Intarcia-Platform-Technology-3
Intarcia's mini-pump

This startup may have just revolutionized Type 2 diabetes treatment

Aug 19, 2015

"It was a very big bet, because it's not the sort of things that companies like ours generally do," says Kurt Graves, CEO of Boston-based biotech startup Intarcia Therapeutics. "But it worked completely. It's a dream come true."

Graves is talking about Intarcia's decision in early 2013 to launch head-to-head tests of its lead diabetes drug candidate against Merck's (mrk) Januvia, the world's leading oral diabetes medication with around $6 billion in gross sales. The tests involved around 535 patients suffering from Type 2 diabetes, and were done separately from Intarcia's more traditional Phase 3 trials that compared its drug to a placebo.

Last night Intarcia announced the top-line results, purporting to show that patients put on Intarcia's drug nearly doubled glucose reductions and just over tripled weight loss, when compared to those who were put on Juvania. Graves says that the company is in negotiations to publish its full results in a "prestigious" scientific publication, but that he wanted to get the basic information out as soon as possible.
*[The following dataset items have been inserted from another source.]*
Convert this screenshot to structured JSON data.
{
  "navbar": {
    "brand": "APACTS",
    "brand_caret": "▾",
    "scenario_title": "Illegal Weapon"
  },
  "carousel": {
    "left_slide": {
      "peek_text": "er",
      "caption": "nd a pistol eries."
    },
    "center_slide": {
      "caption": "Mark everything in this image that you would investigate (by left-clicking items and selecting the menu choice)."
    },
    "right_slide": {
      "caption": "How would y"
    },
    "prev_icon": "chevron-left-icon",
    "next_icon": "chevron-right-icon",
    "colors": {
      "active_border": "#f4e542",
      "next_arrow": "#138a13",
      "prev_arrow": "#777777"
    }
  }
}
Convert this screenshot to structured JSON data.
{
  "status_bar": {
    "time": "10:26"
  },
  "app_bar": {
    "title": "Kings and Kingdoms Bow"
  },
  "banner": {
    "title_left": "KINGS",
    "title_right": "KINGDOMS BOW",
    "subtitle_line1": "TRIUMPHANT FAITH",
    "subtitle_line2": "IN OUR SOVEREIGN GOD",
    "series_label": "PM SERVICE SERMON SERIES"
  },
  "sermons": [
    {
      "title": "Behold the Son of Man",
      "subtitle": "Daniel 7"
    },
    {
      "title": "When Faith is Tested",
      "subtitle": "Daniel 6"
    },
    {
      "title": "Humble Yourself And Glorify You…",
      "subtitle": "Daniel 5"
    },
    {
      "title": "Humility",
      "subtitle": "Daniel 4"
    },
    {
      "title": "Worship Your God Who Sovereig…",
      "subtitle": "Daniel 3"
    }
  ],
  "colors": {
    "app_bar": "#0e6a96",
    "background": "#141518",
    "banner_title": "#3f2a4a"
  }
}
"Whenever you're involved in a major trial that finishes, I think it's good to publish the results," Graves explains. "First, it's a courtesy to the investigators and patients who participated in the trial, or for investigators doing other trials. Second, even though we're a private company, we operate like a public one and we'd consider this to be material information for our investors. Third, this study is going to trigger a $100 million payment from a $300 million royalty deal we announced earlier this year."

What's particularly notable about Intarcia's drug is that it isn't taken orally. Instead, it is contained in a matchstick-sized osmotic pump that is implanted during a one-minute outpatient procedure, and which can provide continual treatment for up to a year.

Intarcia now plans to file for FDA approval in the first half of next year, after which the drug would undergo a review process that typically lasts around 12 months. That means that the company could be directly competing with Merck by mid-2017.

That's also around the same time that Intarcia would plan to go public, as Graves has said he believes the company would be undervalued until it reaches commercialization. The aforementioned royalty deal valued Intarcia at upwards of $5.5 billion, compared to the $1.6 billion mark it received from a $200 million venture capital financing last year.

A Merck spokeswoman declined to comment specifically on the Intarcia results, but said that Merck is "confident that physicians will continue to choose Januvia... a once-daily pill that has been studied in more than 14,000 people with type 2 diabetes and has been used by millions of patients."

It also is worth noting that Intarcia's board of directors includes former Merck executive Nancy Thornberry, who oversaw Januvia discovery and development.